По-киношному подвывало в штакетинах заборов, посвистывало в кустах, гудело в кронах. Как по режиссерской команде, вдруг свевались с крыш и, свившись в смерчи, улетали в серую мглу бледные призрачные нити, ленты, полотнища снега. Все казалось не очень взаправду, но весело сделано, и все же…
И все же — самое настоящее счастье торкалось в твое сердце, когда сквозь пеструю бестолочь метели вдруг оранжево и нежно начинали светить окна, за которыми ждали тебя.
Хорошо было — сесть, не зажигая света, возле чернильно-синего окна и смотреть, как идет на улице снег, вот уже который день все идет и идет снег, неспешно, но и не мешкая, деловито городит все более дремучие завалы между тобой и где-то живущим миром. И сладка была грусть твоя — сладостью уютного милого захолустья. И строгая, стройная тишина царила в душе.

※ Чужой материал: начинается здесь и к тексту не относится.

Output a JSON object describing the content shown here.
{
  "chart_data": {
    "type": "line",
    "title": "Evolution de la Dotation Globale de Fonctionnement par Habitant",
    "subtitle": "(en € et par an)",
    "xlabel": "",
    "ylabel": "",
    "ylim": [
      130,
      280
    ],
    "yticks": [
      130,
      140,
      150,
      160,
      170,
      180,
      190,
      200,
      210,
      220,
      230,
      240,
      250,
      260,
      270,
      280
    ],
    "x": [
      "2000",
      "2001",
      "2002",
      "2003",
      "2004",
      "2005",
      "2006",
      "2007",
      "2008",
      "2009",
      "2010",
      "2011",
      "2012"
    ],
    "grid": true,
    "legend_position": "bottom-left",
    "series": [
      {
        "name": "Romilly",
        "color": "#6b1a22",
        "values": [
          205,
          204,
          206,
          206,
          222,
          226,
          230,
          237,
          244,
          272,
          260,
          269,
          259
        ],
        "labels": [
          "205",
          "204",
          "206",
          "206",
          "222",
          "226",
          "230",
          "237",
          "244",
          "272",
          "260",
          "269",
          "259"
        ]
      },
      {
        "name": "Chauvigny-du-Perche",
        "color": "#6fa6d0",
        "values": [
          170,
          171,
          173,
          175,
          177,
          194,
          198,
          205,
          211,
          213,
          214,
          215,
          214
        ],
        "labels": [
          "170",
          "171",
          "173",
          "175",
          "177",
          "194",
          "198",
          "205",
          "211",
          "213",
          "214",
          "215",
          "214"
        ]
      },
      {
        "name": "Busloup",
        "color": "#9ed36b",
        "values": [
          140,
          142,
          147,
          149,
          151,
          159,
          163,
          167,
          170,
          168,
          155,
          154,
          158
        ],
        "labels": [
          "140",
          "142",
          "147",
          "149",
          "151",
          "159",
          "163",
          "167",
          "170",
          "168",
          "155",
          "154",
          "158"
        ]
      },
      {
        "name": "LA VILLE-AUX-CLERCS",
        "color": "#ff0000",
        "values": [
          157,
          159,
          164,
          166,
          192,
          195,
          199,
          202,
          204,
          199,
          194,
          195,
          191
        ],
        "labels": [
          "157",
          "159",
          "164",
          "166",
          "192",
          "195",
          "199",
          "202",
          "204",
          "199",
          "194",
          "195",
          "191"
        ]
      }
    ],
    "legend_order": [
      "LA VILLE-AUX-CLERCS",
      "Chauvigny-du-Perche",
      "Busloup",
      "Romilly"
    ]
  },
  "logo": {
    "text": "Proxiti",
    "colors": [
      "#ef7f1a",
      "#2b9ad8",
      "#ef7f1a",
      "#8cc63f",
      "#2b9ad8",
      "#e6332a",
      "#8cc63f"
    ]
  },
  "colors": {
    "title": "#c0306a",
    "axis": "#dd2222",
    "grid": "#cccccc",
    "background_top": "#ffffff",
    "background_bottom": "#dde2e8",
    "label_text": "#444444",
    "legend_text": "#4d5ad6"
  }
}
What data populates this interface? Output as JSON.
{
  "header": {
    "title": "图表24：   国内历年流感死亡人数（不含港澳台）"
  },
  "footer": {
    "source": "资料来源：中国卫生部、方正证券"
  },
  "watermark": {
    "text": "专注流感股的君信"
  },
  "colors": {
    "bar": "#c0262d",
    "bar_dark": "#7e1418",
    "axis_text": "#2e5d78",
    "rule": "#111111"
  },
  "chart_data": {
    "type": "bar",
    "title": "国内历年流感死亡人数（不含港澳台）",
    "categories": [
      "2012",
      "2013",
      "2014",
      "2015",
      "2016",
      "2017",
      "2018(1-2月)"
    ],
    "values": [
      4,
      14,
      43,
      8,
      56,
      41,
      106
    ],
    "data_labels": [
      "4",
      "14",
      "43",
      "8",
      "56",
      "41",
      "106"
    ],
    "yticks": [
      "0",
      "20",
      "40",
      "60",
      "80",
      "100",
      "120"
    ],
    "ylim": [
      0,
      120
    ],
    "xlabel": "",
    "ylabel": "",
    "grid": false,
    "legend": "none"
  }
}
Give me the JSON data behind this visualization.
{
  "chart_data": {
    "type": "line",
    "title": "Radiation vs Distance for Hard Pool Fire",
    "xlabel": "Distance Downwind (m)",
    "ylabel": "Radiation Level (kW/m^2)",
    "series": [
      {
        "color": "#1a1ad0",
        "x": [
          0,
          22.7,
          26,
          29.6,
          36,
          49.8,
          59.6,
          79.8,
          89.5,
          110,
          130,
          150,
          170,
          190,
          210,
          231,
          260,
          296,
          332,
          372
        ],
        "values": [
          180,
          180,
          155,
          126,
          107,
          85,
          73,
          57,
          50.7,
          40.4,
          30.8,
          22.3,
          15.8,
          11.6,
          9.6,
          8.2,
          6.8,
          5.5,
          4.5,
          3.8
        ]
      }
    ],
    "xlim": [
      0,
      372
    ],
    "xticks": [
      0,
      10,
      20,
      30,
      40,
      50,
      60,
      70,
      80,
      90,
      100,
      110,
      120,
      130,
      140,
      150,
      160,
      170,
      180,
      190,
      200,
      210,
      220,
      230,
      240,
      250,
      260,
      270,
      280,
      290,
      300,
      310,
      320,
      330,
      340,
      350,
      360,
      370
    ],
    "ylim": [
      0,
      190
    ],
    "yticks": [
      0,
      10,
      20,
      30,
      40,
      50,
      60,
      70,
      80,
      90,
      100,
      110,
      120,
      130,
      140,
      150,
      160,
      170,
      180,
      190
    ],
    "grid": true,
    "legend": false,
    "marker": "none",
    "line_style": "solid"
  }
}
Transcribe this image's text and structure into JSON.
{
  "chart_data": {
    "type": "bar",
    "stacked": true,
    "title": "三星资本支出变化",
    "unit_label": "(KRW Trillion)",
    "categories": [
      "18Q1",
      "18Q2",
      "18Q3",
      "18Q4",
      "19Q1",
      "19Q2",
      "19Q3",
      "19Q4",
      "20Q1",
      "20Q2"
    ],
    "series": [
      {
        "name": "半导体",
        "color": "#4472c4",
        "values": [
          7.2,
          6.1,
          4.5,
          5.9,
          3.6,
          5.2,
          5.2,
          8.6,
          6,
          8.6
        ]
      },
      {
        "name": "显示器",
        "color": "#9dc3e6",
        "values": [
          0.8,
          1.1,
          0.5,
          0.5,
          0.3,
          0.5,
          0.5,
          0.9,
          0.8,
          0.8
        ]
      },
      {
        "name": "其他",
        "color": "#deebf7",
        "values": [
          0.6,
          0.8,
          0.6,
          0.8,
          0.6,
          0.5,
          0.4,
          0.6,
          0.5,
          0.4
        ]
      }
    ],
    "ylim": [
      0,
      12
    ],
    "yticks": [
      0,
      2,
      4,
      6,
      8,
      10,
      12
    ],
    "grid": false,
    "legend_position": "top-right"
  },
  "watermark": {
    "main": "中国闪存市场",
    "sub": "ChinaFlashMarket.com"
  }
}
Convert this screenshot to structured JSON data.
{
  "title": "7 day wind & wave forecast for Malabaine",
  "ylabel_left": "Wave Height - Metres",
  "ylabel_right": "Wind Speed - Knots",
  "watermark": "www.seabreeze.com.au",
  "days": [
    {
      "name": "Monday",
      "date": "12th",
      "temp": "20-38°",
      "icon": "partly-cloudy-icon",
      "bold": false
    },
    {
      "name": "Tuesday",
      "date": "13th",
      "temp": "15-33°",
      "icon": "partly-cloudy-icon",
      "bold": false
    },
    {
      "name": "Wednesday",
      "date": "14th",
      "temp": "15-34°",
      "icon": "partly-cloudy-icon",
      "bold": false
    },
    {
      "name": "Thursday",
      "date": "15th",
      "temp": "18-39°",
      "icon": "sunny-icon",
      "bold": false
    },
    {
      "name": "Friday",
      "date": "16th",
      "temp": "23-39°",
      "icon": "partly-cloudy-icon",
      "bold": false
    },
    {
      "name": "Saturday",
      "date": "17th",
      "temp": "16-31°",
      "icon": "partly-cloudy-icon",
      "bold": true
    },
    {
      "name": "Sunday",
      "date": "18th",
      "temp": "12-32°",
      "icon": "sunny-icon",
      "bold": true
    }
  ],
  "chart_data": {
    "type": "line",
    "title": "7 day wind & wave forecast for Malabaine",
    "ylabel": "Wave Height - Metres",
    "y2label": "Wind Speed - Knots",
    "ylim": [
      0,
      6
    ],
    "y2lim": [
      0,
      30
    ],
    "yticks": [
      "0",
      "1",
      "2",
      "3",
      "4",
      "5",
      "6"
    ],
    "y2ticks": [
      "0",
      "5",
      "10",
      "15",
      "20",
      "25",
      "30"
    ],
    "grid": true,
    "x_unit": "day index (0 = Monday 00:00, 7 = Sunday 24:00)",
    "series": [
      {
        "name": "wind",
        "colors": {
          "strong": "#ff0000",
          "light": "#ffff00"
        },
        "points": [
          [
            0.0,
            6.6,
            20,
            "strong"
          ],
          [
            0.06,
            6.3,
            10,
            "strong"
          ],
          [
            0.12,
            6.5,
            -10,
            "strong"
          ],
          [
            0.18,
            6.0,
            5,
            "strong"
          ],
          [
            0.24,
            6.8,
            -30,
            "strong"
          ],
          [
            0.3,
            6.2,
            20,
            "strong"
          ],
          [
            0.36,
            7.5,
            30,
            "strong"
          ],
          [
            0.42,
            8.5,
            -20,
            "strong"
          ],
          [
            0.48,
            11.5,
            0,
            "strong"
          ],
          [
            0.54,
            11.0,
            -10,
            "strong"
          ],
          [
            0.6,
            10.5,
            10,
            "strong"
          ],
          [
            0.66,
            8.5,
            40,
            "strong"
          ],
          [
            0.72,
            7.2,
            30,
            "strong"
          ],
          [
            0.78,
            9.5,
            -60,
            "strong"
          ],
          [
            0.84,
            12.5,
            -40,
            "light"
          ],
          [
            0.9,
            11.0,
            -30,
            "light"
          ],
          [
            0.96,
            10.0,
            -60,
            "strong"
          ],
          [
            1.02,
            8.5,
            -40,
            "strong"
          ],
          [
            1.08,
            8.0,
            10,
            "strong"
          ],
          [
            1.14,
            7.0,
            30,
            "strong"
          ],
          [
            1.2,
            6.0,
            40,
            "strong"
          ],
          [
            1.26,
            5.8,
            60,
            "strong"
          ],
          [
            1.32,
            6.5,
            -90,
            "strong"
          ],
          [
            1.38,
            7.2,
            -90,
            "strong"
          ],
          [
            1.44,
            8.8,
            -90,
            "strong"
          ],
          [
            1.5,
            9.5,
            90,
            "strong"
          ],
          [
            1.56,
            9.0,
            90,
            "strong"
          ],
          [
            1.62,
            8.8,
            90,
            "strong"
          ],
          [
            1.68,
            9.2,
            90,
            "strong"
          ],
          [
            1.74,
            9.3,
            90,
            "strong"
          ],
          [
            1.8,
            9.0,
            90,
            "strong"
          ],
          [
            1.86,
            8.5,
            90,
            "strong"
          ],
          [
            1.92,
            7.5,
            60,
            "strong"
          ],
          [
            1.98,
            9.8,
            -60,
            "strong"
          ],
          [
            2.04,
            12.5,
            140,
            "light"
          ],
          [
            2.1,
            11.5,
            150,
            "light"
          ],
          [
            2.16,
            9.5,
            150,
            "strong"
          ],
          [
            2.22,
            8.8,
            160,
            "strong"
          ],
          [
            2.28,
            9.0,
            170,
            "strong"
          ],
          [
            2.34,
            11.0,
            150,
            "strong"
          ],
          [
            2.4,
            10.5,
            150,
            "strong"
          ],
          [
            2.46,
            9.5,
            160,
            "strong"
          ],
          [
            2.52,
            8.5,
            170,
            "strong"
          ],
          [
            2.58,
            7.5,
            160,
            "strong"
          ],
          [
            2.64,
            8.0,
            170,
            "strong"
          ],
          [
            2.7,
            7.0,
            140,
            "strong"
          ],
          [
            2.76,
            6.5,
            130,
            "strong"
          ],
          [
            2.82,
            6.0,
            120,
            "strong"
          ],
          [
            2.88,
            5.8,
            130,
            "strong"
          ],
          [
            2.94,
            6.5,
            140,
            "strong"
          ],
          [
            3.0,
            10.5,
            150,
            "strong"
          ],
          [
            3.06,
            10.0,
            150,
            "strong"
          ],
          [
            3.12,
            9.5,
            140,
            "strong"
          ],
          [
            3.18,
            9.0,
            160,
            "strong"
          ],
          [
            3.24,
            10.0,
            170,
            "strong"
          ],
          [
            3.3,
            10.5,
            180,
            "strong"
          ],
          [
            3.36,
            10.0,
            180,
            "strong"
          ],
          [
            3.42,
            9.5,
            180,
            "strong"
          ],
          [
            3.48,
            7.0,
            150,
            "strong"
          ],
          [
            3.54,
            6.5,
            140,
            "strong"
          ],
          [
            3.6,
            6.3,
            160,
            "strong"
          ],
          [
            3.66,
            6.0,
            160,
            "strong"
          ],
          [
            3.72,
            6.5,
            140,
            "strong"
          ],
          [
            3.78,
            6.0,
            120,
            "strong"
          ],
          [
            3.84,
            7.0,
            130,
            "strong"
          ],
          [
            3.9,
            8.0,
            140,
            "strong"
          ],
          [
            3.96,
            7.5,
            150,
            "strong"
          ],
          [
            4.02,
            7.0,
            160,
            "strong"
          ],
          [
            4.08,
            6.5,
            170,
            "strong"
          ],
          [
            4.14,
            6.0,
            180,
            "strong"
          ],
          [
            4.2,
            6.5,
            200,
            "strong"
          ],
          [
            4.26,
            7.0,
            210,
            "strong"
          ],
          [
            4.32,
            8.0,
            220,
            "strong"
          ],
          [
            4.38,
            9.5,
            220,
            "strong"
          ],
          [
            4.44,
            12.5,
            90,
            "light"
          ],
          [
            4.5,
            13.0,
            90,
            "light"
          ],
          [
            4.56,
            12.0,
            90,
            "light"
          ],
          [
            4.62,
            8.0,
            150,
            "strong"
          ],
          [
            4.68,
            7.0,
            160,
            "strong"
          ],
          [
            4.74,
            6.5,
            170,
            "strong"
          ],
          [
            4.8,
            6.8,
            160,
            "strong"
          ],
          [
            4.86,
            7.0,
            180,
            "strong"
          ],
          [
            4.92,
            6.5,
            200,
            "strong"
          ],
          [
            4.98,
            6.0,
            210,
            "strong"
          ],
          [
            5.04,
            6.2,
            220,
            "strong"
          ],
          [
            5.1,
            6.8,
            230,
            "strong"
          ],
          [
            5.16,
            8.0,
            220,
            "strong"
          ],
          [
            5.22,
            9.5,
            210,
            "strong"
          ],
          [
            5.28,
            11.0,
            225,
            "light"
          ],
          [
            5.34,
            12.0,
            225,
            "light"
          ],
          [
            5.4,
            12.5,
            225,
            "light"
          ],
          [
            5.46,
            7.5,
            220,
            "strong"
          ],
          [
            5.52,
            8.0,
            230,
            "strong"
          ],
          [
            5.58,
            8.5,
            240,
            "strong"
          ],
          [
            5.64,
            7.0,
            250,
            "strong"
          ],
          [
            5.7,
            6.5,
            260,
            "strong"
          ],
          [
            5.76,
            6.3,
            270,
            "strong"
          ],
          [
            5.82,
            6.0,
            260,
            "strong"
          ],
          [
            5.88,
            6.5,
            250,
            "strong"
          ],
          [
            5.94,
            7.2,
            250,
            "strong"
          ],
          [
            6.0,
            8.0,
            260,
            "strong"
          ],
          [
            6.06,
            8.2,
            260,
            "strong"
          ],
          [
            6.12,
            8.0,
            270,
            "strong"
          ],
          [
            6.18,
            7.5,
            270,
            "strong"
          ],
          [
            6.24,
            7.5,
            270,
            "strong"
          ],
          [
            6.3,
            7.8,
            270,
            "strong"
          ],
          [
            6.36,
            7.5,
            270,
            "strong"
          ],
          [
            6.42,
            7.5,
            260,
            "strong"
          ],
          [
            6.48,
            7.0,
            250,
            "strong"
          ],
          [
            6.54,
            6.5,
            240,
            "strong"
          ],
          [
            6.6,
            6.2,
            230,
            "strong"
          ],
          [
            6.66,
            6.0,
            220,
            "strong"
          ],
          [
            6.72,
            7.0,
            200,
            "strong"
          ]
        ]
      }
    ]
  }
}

Ты протягивал руку. Вспыхивала лампа, больно и кратко ударив в зрачки.
Мир за окном исчезал. Оставался лишь круг горячего, деятельно ждущего света, бьющего из-под абажура на белый лист бумаги, еще не тронутый пером…
Хорошо было — встревожиться лютым морозом, обещанным к утру, и с веселым азартом в душе начать суетиться, готовясь к тридцатиградусной осаде. Натаскать в комнаты наколотых дров, занести воду, заделать последние щели в окнах, навесить теплые шторы на двери… А потом — то и дело выходить с нетерпением на улицу, глядеть на переливающие синим огнем звезды, густо засеявшие серое, почти черное небо, слушать, как густеет от мороза воздух, как он уже саднит на вдохе верхушки легких, как при дыхании слипаются ноздри, как то тут, то там уже начинают постреливать деревья, а снег под ногами — уже не скрипит, а визжит… Продрогнуть, но только слегка, и, словно спасаясь от погони, весело дрожа, вскочить в дом и быстро захлопнуть за собой двери — и вдруг ощутить себя в крепости — в жарко натопленной, уютно освещенной, никакому морозу не доступной крепости, — крепости, которую ты сам возводил… Прижаться спиной к раскаленному боку печки и слушать, как, помедлив, с натугой пробивая толстую вату стеганки, начинает струиться сквозь тебя мощный, победительный ток тепла — от огня, зажженного тобой.
Хорошо было… Много хорошего было.
Ближе к весне зайцы совсем заполнили поселок. Наверное, голод гнал их поближе к человеческому жилью.